Jésus-Christ vous aime si vous savez...❤️
Car Dieu a tant aimé le monde qu'il a donné son Fils unique, afin que quiconque croit en lui ne périsse point, mais qu'il ait la vie éternelle » (Jean 3:16).
mardi 13 janvier 2026
UN SERVICE SACRIFICIEL
[ÉZÉCHIEL 24 :15-27]
David Livingstone était considéré comme le plus grand missionnaire européen en Afrique au XIXe siècle. Il épousa Mary, la fille de Robert Moffat, un homme de Dieu qui avait inspiré Livingstone à partir en Afrique. La vie était difficile pour Livingstone et sa famille, car le travail plongea l’évangéliste plus profondément dans l’intérieur sauvage du continent, tandis que son épouse souffrait de crises de mauvaise santé. Elle et leurs six enfants retournèrent en Angleterre pour se rétablir. Vivant dans une quasi-pauvreté et séparée de son époux, Mme Livingstone mourut à l’âge de 42 ans seulement.
Le prophète Ézéchiel avait sa propre histoire de service sacrificiel pour le Seigneur.
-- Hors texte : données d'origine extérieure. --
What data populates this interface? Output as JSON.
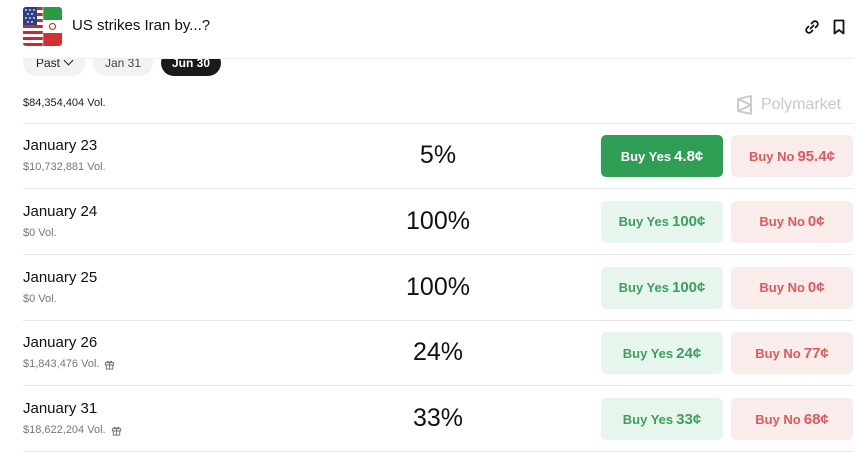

Dieu lui dit qu’Il allait lui enlever sa bien-aimée épouse. Il ne devait ni pleurer ni cesser de prêcher Sa Parole aux enfants rebelles de Jacob, qui étaient en exil à Babylone. Ce fut une épreuve difficile pour le prophète. Lorsque son épouse mourut, comme Dieu l’avait annoncé, Il dit à Son serviteur que c’était un signe pour lui et pour le peuple que nos convenances, préférences ou conforts doivent toujours céder la place aux désirs célestes, afin d’éloigner des multitudes de la damnation imminente.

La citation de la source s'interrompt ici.